How do you left-pad a string in your favorite programming language ? In Java you can use the language's String.format method, in Python you can use the language's str.rjust method, in PHP you can use the language's str_pad method, but how about JavaScript ? Well you won't find a built-in method for this, you would need to use JavaScript's String object and create your own implementation -- like this simple left-pad method. And this is the crux of the problem with JavaScript, for something as simple as left-padding a string -- a feature that's covered out-of-the-box by most programming languages -- you have to write your own implementation.
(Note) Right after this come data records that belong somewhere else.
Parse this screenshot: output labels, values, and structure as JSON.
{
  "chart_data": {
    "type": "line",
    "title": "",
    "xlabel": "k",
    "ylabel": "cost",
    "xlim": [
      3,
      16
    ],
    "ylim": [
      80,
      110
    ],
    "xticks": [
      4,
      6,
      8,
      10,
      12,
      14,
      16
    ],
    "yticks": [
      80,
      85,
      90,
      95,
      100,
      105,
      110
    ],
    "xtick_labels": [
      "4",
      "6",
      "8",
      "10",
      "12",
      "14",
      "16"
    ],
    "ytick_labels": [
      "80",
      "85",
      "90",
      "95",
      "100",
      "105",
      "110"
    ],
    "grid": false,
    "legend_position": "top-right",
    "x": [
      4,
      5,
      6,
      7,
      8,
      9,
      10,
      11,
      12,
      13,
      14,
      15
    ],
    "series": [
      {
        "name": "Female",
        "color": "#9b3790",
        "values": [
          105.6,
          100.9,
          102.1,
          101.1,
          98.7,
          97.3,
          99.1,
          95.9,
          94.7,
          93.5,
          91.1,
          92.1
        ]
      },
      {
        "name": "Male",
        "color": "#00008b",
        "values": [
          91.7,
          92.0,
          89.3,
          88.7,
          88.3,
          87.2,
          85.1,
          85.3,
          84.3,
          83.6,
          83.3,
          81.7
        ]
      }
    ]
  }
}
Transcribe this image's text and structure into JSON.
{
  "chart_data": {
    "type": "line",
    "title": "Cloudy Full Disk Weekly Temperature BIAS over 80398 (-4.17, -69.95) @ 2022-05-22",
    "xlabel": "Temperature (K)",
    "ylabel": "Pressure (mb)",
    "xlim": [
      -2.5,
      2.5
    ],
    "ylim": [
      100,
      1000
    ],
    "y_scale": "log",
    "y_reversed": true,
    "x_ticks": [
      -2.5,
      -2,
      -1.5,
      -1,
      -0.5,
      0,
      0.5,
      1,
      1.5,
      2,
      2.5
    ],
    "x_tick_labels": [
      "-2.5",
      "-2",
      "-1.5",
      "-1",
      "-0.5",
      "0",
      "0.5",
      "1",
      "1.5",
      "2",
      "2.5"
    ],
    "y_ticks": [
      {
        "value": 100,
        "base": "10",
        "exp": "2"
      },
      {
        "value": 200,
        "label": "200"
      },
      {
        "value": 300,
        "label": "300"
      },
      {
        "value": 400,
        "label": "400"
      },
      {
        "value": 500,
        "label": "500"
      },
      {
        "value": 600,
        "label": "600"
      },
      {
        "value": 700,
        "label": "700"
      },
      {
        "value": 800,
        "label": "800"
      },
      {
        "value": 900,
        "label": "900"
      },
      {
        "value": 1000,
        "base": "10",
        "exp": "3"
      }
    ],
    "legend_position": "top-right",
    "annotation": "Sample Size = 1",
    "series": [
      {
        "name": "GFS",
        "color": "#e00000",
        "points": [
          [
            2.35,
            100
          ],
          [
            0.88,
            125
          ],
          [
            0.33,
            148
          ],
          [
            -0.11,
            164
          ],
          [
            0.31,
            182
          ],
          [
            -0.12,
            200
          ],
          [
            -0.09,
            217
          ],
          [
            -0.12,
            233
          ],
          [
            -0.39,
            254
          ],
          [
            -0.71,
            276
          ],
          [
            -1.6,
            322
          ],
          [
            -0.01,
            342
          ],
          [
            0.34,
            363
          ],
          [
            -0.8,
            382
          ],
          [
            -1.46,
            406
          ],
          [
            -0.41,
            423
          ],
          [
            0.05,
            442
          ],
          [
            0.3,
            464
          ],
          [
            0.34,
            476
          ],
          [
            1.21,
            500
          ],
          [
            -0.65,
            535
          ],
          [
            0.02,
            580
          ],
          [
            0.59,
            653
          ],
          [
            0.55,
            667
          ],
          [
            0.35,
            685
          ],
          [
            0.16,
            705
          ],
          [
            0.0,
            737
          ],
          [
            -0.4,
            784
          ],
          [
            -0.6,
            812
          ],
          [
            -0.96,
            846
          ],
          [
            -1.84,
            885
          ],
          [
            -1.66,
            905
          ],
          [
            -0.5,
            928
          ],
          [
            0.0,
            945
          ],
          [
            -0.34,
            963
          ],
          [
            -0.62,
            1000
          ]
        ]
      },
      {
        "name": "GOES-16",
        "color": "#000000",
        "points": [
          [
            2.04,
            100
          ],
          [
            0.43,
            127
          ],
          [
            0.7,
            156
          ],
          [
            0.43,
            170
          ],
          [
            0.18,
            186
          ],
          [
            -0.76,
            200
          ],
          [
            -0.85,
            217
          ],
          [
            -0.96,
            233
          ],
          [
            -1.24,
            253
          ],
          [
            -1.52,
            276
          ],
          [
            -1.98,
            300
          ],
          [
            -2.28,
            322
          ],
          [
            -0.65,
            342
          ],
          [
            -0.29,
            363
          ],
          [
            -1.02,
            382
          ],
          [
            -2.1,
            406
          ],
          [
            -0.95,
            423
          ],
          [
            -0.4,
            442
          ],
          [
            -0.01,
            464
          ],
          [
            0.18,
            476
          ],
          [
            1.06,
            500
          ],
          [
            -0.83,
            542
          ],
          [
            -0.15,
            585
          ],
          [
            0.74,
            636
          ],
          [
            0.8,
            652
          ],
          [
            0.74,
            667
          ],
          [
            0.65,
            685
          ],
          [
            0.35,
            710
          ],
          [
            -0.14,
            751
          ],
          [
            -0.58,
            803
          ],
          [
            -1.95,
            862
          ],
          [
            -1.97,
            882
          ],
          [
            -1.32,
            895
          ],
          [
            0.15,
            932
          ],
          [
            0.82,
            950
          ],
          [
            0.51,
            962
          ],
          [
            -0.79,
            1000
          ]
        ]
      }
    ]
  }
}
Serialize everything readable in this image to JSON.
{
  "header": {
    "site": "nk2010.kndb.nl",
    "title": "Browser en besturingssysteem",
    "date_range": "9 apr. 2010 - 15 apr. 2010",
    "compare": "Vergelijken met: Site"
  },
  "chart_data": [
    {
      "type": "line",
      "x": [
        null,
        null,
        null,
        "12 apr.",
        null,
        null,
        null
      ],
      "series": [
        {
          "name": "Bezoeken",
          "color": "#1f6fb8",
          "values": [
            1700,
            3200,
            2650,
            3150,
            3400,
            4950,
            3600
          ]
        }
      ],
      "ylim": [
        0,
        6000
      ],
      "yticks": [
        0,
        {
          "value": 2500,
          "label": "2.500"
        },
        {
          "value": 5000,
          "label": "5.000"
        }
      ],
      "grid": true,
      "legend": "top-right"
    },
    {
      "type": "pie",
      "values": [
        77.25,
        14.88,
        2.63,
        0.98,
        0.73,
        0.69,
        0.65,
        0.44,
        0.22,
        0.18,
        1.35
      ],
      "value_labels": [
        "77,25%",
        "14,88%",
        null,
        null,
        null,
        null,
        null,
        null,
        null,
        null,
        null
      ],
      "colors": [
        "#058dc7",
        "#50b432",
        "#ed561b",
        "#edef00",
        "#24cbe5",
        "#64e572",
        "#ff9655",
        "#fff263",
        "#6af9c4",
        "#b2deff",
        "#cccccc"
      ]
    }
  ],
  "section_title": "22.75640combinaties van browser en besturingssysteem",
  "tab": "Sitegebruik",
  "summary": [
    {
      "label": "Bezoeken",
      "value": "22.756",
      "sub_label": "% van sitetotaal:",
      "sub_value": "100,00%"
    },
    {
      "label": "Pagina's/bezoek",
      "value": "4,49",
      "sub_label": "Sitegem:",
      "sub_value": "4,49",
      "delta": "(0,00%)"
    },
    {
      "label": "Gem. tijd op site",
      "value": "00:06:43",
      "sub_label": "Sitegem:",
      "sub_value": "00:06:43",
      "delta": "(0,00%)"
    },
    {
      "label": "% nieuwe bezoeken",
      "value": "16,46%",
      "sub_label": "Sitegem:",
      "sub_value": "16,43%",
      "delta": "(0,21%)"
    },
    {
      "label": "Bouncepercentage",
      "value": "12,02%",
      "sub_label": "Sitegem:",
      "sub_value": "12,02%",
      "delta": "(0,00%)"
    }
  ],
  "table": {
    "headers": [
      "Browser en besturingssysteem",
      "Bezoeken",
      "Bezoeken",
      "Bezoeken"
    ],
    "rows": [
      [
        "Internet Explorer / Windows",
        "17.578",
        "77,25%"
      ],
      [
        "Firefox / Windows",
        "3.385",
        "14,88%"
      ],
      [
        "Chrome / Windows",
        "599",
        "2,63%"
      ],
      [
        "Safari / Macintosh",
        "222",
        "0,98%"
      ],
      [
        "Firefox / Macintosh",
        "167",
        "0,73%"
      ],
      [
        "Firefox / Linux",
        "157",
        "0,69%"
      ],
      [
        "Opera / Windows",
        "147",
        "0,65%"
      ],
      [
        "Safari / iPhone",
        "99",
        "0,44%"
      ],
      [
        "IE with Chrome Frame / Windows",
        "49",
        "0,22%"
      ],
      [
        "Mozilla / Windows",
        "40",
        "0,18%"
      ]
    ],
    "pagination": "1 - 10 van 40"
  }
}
In this true story, it took a couple of lawyers alleging copyright claims on an apparent innocuous name, to force a developer to unpublish a JavaScript library that offered a left-pad method. As it turns out, this simple JavaScript library with the functionality to left-pad strings was used by thousands of other JavaScript projects, which in turn broke thousands of Internet sites that relied on it. All legal issues and availability assumptions aside, this really shows the functionality holes in JavaScript. You can blame the lawyers all you want, but it's more telling that thousands depended on a third-party JavaScript library for functionality that's standard in most programming languages.

To alleviate some of these shortcomings and in the face of more demanding JavaScript functionalities required by JavaScript components, JavaScript MVC frameworks and JavaScript on the server, various initiatives have emerged to supplement JavaScript and make the language more flexible and powerful. Among the most important initiatives are:

So what is modern JavaScript ?

After this walkthrough of JavaScript's facets throughout the years, you might be left puzzled pondering "WTF is modern anyways ?" Well in 1995 modern was JavaScript events, in 2004 modern was AJAX, in 2006 modern was jQuery, in 2010 modern was Angular 1, in 2012 modern was Node.js, in 2014 modern was React and in 2016 modern was Angular 2. But don't be fooled, even Angular 2 from 2016 has some traces of the earliest JavaScript events from 1995, just as React from 2014 has some influence from AJAX created 10 years earlier.

So modern JavaScript is really a wide and moving target. You may have learned JavaScript five years ago and some of those techniques may be considered old by today's standards, just as you may know JavaScript techniques from 20+ years ago that are still considered modern best practices. My intent is to take you on a guide through JavaScript's various ins and outs to learn modern JavaScript as it's known today.